RSpec.describe Reports::Bookings do
  describe "#to_sql" do
    subject(:query) { described_class.new.to_sql }

    let(:report) { ActiveRecord::Base.connection.execute(query) }

    it "includes the session details" do
      booking = create(:booking)
      row = report.first

      expect(row["id"]).to eq booking.id
      expect(row["client_name"]).to eq booking.user.name
      expect(row["client_email"]).to eq booking.user.email
      expect(row["price_paid"]).to eq booking.price.to_s
    end

    it "has a row per client booking" do
      user = create(:user)
      booking1 = create(:booking, user: user)
      booking2 = create(:booking, user: user)

      report_booking_ids = report.map { |row| row["id"] }

      expect(report_booking_ids).to contain_exactly booking1.id, booking2.id
    end

    # etc
  end
end

Rake task

# lib/tasks/reports.rake

namespace :reports do
  desc "Generate SQL queries for Heroku Dataclips"
  task generate_sql: :environment do
    reports_path = Rails.root.join("tmp", "sql")
    timestamp = Time.current.strftime("%F@%H-%M-%S")

    FileUtils.mkdir_p(reports_path)

    Dir.chdir(reports_path) do
      File.write("bookings.#{timestamp}.sql", Reports::Bookings.new.to_sql)
    end

    puts "Reports SQL saved to:", reports_path
  end
end

The public interface of Reports::Bookings deliberately exposes only #to_sql, rather than the ActiveRecord Relation object from #query. That’s because the raw SQL is all that’s required to satisfy the Rake task.

There are benefits to the spec using the raw SQL too. It helps us verify the query can be executed standalone. Also the expectations are then written against an array of hashes, which are closer to the rows of strings in a CSV output, without the hassle of executing the Rake task and reading a CSV file in the tests.

Pulling it all together

Running the following command in the terminal creates the SQL files:

bundle exec rake reports:generate_sql

Which outputs the SQL files to tmp/sql, ready to paste into a dataclip:

SELECT bookings.id,
       users.name AS client_name,
       users.email AS client_email,
       bookings.price AS price_paid
FROM "bookings"
INNER JOIN "users" ON "users"."id" = "bookings"."user_id"

A vapourware cherry on top

What do you think would make Dataclips even more useful? Top of my wishlist would be updating dataclip queries via the Heroku CLI.

Picture your deployment script: Pushing changes to Heroku, running migrations, and updating dataclips could all be tidily bundled together. The upside is that reports and the database schema should remain in sync.

#!/bin/sh

# Run this script to deploy the app to Heroku.

set -eu

branch="$(git symbolic-ref HEAD --short)"
target="${1:-staging}"

# Backup
heroku pg:backups capture --remote "$target"

# Deploy
git push "$target" "$branch:master"

# Migrate
heroku run rails db:migrate --exit-code --remote "$target"
heroku restart --remote "$target"

# Upsert dataclips
bundle exec rake reports:generate_sql
heroku dataclips upsert --files tmp/sql --remote "$target"
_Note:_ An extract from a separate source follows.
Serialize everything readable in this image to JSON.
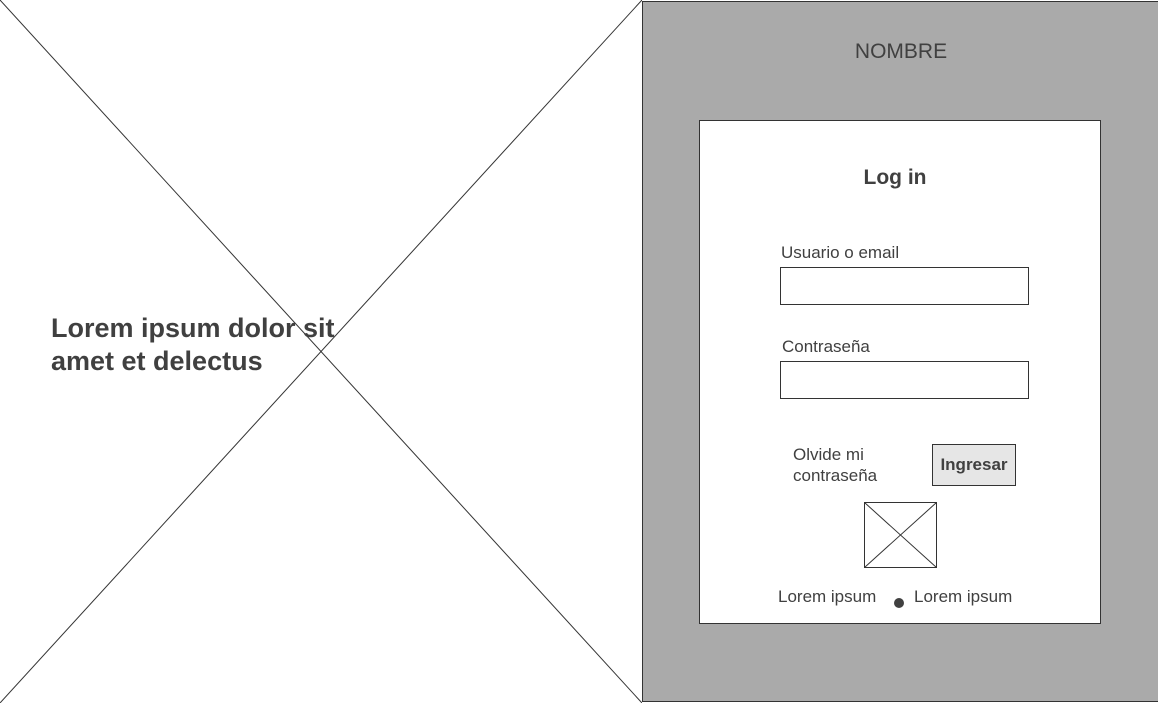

Preferably the CLI would allow upserts — providing one combined command to create dataclips for new queries, and update dataclips for modified queries.

A minor quandary would be associating SQL files with dataclips. Perhaps the dataclip ID could be derived from the account name + SQL filename, or a YAML manifest could map the two sides. Hopefully this is a stumbling block worth navigating!